Het is behalve min of meer journalistieke levensbeschrijving en enige essayistiek, ook een soort bloemlezing van primaire, grotendeels ongepubliceerde, betekenisvolle teksten. Juist díe tekstfragmenten bepaalden mijn positie en visie als biograaf. In die teksten was Lodeizen zelf dusdanig aanwezig dat ik hem verder zo weinig mogelijk voor de voeten moest zien te lopen.

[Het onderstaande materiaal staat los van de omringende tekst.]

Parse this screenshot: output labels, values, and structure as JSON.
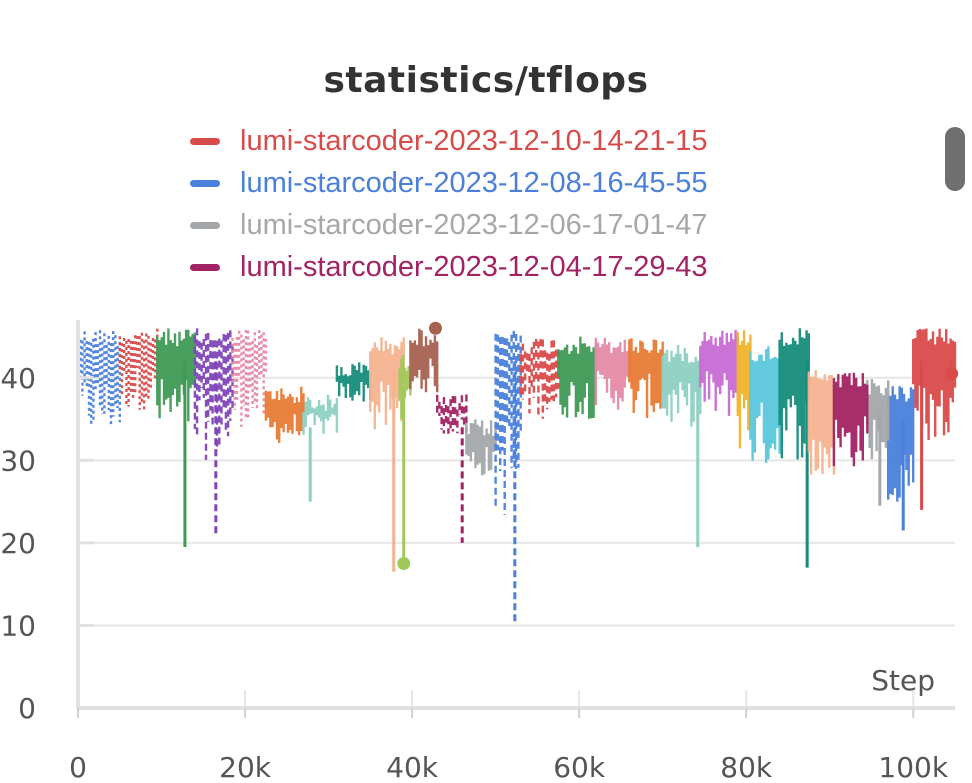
{
  "chart_data": {
    "type": "line",
    "title": "statistics/tflops",
    "xlabel": "Step",
    "ylabel": "",
    "xlim": [
      0,
      105000
    ],
    "ylim": [
      0,
      47
    ],
    "xticks": [
      0,
      20000,
      40000,
      60000,
      80000,
      100000
    ],
    "xtick_labels": [
      "0",
      "20k",
      "40k",
      "60k",
      "80k",
      "100k"
    ],
    "yticks": [
      0,
      10,
      20,
      30,
      40
    ],
    "ytick_labels": [
      "0",
      "10",
      "20",
      "30",
      "40"
    ],
    "grid": true,
    "legend": "top",
    "series": [
      {
        "name": "lumi-starcoder-2023-12-10-14-21-15",
        "color": "#d94a4a",
        "style": "solid",
        "x_range": [
          100000,
          105000
        ],
        "low": 32,
        "high": 46,
        "dips": [
          [
            101000,
            24
          ],
          [
            104500,
            40.5
          ]
        ]
      },
      {
        "name": "lumi-starcoder-2023-12-08-16-45-55",
        "color": "#4a80db",
        "style": "solid",
        "x_range": [
          97000,
          100000
        ],
        "low": 25,
        "high": 39,
        "dips": [
          [
            98800,
            21.5
          ]
        ]
      },
      {
        "name": "lumi-starcoder-2023-12-06-17-01-47",
        "color": "#a4a8ab",
        "style": "solid",
        "x_range": [
          94500,
          97000
        ],
        "low": 30,
        "high": 40,
        "dips": [
          [
            96000,
            24.5
          ]
        ]
      },
      {
        "name": "lumi-starcoder-2023-12-04-17-29-43",
        "color": "#a32263",
        "style": "solid",
        "x_range": [
          90500,
          94500
        ],
        "low": 29,
        "high": 41,
        "dips": []
      }
    ],
    "other_segments": [
      {
        "color": "#4a80db",
        "style": "dotted",
        "x_range": [
          0,
          5000
        ],
        "low": 33,
        "high": 46,
        "dips": []
      },
      {
        "color": "#d94a4a",
        "style": "dotted",
        "x_range": [
          5000,
          9500
        ],
        "low": 36,
        "high": 46,
        "dips": []
      },
      {
        "color": "#3e9a55",
        "style": "solid",
        "x_range": [
          9500,
          14000
        ],
        "low": 33,
        "high": 46,
        "dips": [
          [
            12800,
            19.5
          ]
        ]
      },
      {
        "color": "#8046b8",
        "style": "dashed",
        "x_range": [
          14000,
          18500
        ],
        "low": 30,
        "high": 46,
        "dips": [
          [
            16500,
            21
          ]
        ]
      },
      {
        "color": "#e68aa6",
        "style": "dotted",
        "x_range": [
          18500,
          22500
        ],
        "low": 34,
        "high": 46,
        "dips": []
      },
      {
        "color": "#e87a35",
        "style": "solid",
        "x_range": [
          22500,
          27000
        ],
        "low": 32,
        "high": 39,
        "dips": []
      },
      {
        "color": "#8fd0c3",
        "style": "solid",
        "x_range": [
          27000,
          31000
        ],
        "low": 33,
        "high": 38,
        "dips": [
          [
            27800,
            25
          ]
        ]
      },
      {
        "color": "#168c7c",
        "style": "solid",
        "x_range": [
          31000,
          35000
        ],
        "low": 37,
        "high": 42,
        "dips": []
      },
      {
        "color": "#f4b38f",
        "style": "solid",
        "x_range": [
          35000,
          39000
        ],
        "low": 33,
        "high": 45,
        "dips": [
          [
            37800,
            16.5
          ]
        ]
      },
      {
        "color": "#a0c85a",
        "style": "solid",
        "x_range": [
          38500,
          39800
        ],
        "low": 35,
        "high": 43,
        "dips": [
          [
            39000,
            17.5
          ]
        ]
      },
      {
        "color": "#a66150",
        "style": "solid",
        "x_range": [
          39800,
          43000
        ],
        "low": 38,
        "high": 46,
        "dips": []
      },
      {
        "color": "#a32263",
        "style": "dashed",
        "x_range": [
          43000,
          46500
        ],
        "low": 33,
        "high": 38,
        "dips": [
          [
            46000,
            20
          ]
        ]
      },
      {
        "color": "#a4a8ab",
        "style": "solid",
        "x_range": [
          46500,
          50000
        ],
        "low": 28,
        "high": 35,
        "dips": []
      },
      {
        "color": "#4a80db",
        "style": "dashed",
        "x_range": [
          50000,
          53000
        ],
        "low": 23,
        "high": 46,
        "dips": [
          [
            52300,
            10.5
          ]
        ]
      },
      {
        "color": "#d94a4a",
        "style": "dashed",
        "x_range": [
          53000,
          57500
        ],
        "low": 35,
        "high": 45,
        "dips": []
      },
      {
        "color": "#3e9a55",
        "style": "solid",
        "x_range": [
          57500,
          62000
        ],
        "low": 35,
        "high": 45,
        "dips": []
      },
      {
        "color": "#e68aa6",
        "style": "solid",
        "x_range": [
          62000,
          66000
        ],
        "low": 36,
        "high": 45,
        "dips": []
      },
      {
        "color": "#e87a35",
        "style": "solid",
        "x_range": [
          66000,
          70000
        ],
        "low": 35,
        "high": 45,
        "dips": []
      },
      {
        "color": "#8fd0c3",
        "style": "solid",
        "x_range": [
          70000,
          74500
        ],
        "low": 34,
        "high": 44,
        "dips": [
          [
            74200,
            19.5
          ]
        ]
      },
      {
        "color": "#c86ad4",
        "style": "solid",
        "x_range": [
          74500,
          79000
        ],
        "low": 35,
        "high": 46,
        "dips": []
      },
      {
        "color": "#f0b429",
        "style": "solid",
        "x_range": [
          79000,
          80500
        ],
        "low": 31,
        "high": 46,
        "dips": []
      },
      {
        "color": "#5bc6dc",
        "style": "solid",
        "x_range": [
          80500,
          84000
        ],
        "low": 29,
        "high": 44,
        "dips": []
      },
      {
        "color": "#168c7c",
        "style": "solid",
        "x_range": [
          84000,
          87500
        ],
        "low": 30,
        "high": 46,
        "dips": [
          [
            87300,
            17
          ]
        ]
      },
      {
        "color": "#f4b38f",
        "style": "solid",
        "x_range": [
          87500,
          90500
        ],
        "low": 27,
        "high": 41,
        "dips": []
      }
    ]
  }
}
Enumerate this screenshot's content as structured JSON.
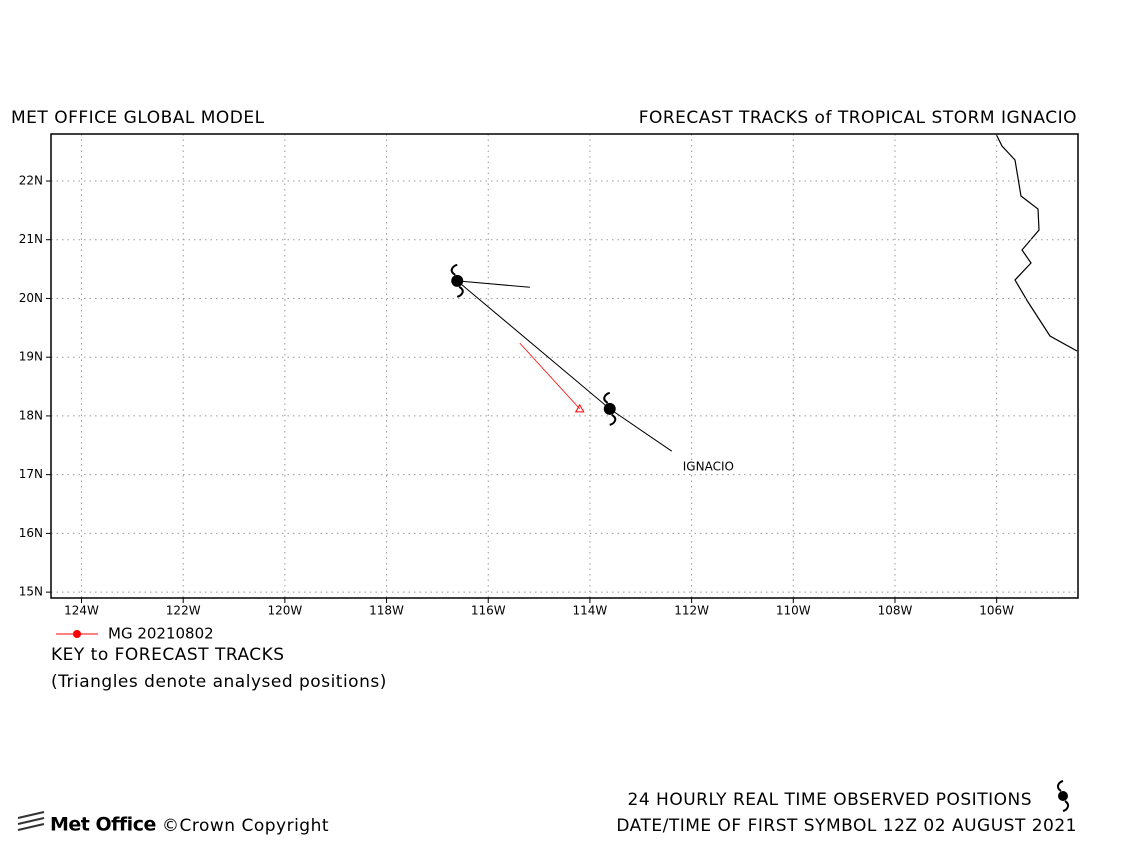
{
  "chart_data": {
    "type": "track-map",
    "title_left": "MET OFFICE GLOBAL MODEL",
    "title_right": "FORECAST TRACKS of TROPICAL STORM IGNACIO",
    "xlim": [
      -124.6,
      -104.4
    ],
    "ylim": [
      14.9,
      22.8
    ],
    "xticks": [
      {
        "value": -124,
        "label": "124W"
      },
      {
        "value": -122,
        "label": "122W"
      },
      {
        "value": -120,
        "label": "120W"
      },
      {
        "value": -118,
        "label": "118W"
      },
      {
        "value": -116,
        "label": "116W"
      },
      {
        "value": -114,
        "label": "114W"
      },
      {
        "value": -112,
        "label": "112W"
      },
      {
        "value": -110,
        "label": "110W"
      },
      {
        "value": -108,
        "label": "108W"
      },
      {
        "value": -106,
        "label": "106W"
      }
    ],
    "yticks": [
      {
        "value": 15,
        "label": "15N"
      },
      {
        "value": 16,
        "label": "16N"
      },
      {
        "value": 17,
        "label": "17N"
      },
      {
        "value": 18,
        "label": "18N"
      },
      {
        "value": 19,
        "label": "19N"
      },
      {
        "value": 20,
        "label": "20N"
      },
      {
        "value": 21,
        "label": "21N"
      },
      {
        "value": 22,
        "label": "22N"
      }
    ],
    "grid": true,
    "series": [
      {
        "name": "IGNACIO",
        "color": "#000000",
        "x": [
          -112.39,
          -113.61,
          -116.61,
          -115.18
        ],
        "values": [
          17.4,
          18.12,
          20.3,
          20.19
        ]
      },
      {
        "name": "MG 20210802",
        "color": "#ff0000",
        "x": [
          -115.38,
          -114.2
        ],
        "values": [
          19.24,
          18.12
        ]
      }
    ],
    "observed": {
      "x": [
        -116.61,
        -113.61
      ],
      "values": [
        20.3,
        18.12
      ]
    },
    "key_title": "KEY to FORECAST TRACKS",
    "key_note": "(Triangles denote analysed positions)",
    "footer_line1": "24 HOURLY REAL TIME OBSERVED POSITIONS",
    "footer_line2": "DATE/TIME OF FIRST SYMBOL 12Z 02 AUGUST 2021",
    "logo": "Met Office",
    "copyright": "©Crown Copyright"
  }
}
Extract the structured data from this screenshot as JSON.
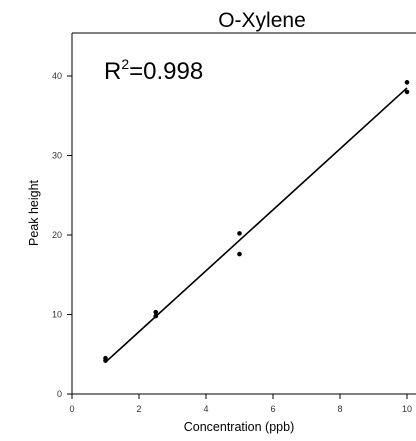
{
  "chart_data": {
    "type": "scatter",
    "title": "O-Xylene",
    "xlabel": "Concentration (ppb)",
    "ylabel": "Peak height",
    "xlim": [
      0,
      10
    ],
    "ylim": [
      0,
      42
    ],
    "x_ticks": [
      "0",
      "2",
      "4",
      "6",
      "8",
      "10"
    ],
    "y_ticks": [
      "0",
      "10",
      "20",
      "30",
      "40"
    ],
    "annotation": {
      "base": "R",
      "sup": "2",
      "rest": "=0.998"
    },
    "points": [
      {
        "x": 1,
        "y": 4.5
      },
      {
        "x": 1,
        "y": 4.2
      },
      {
        "x": 2.5,
        "y": 10.3
      },
      {
        "x": 2.5,
        "y": 9.8
      },
      {
        "x": 5,
        "y": 20.2
      },
      {
        "x": 5,
        "y": 17.6
      },
      {
        "x": 10,
        "y": 39.2
      },
      {
        "x": 10,
        "y": 38.0
      }
    ],
    "fit_line": {
      "x": [
        1,
        10
      ],
      "y": [
        4.0,
        38.5
      ]
    },
    "grid": false,
    "colors": {
      "points": "#000000",
      "line": "#000000",
      "axes": "#000000"
    }
  }
}
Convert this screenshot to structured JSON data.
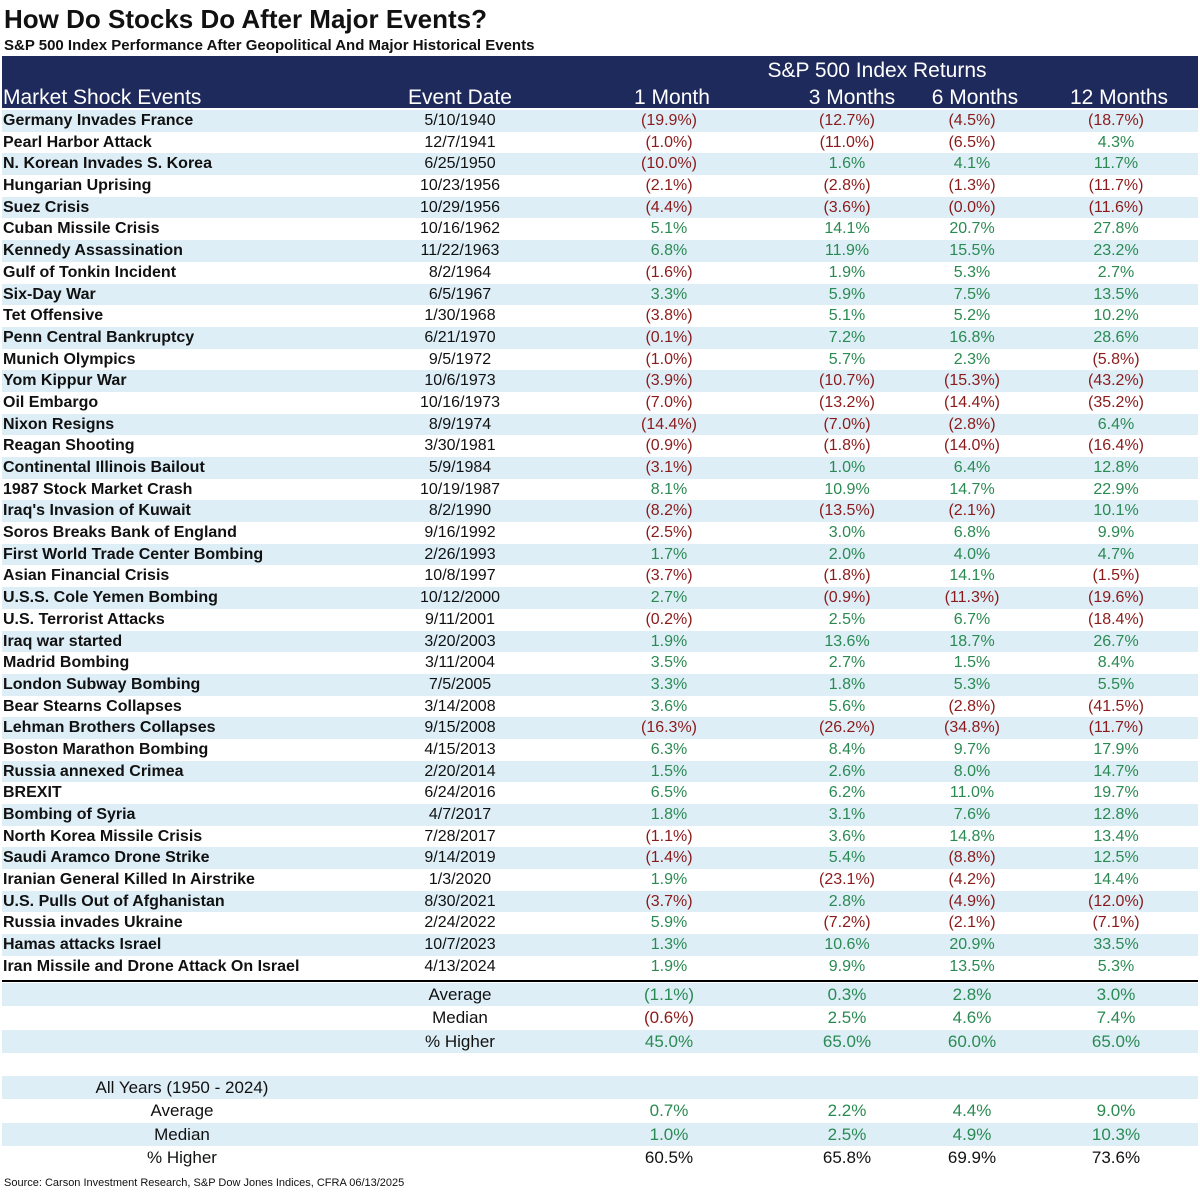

Ik ben verantwoordelijk voor de selectie en voor de verbindende teksten, zeg maar de montage, en in die verbindende teksten klinken mijn zienswijzen door.
Door de symbiose van Lodeizens bekende en onbekende schriftuur zijn wij buitenstaanders in de gelegenheid begripvolle insiders te worden lezen wij een levensverhaal dat ook min of meer het onze is, met zijn ups en downs, zijn verwachtingen, vervullingen en, onvermijdelijk, zijn teleurstellingen - doordat het leven nu eenmaal zo is en omdat wij vaak, dom genoeg, nalaten er méér van te maken.
Gerard Bes, Liever liefde dan gedichten (Amsterdam, Balans 2001)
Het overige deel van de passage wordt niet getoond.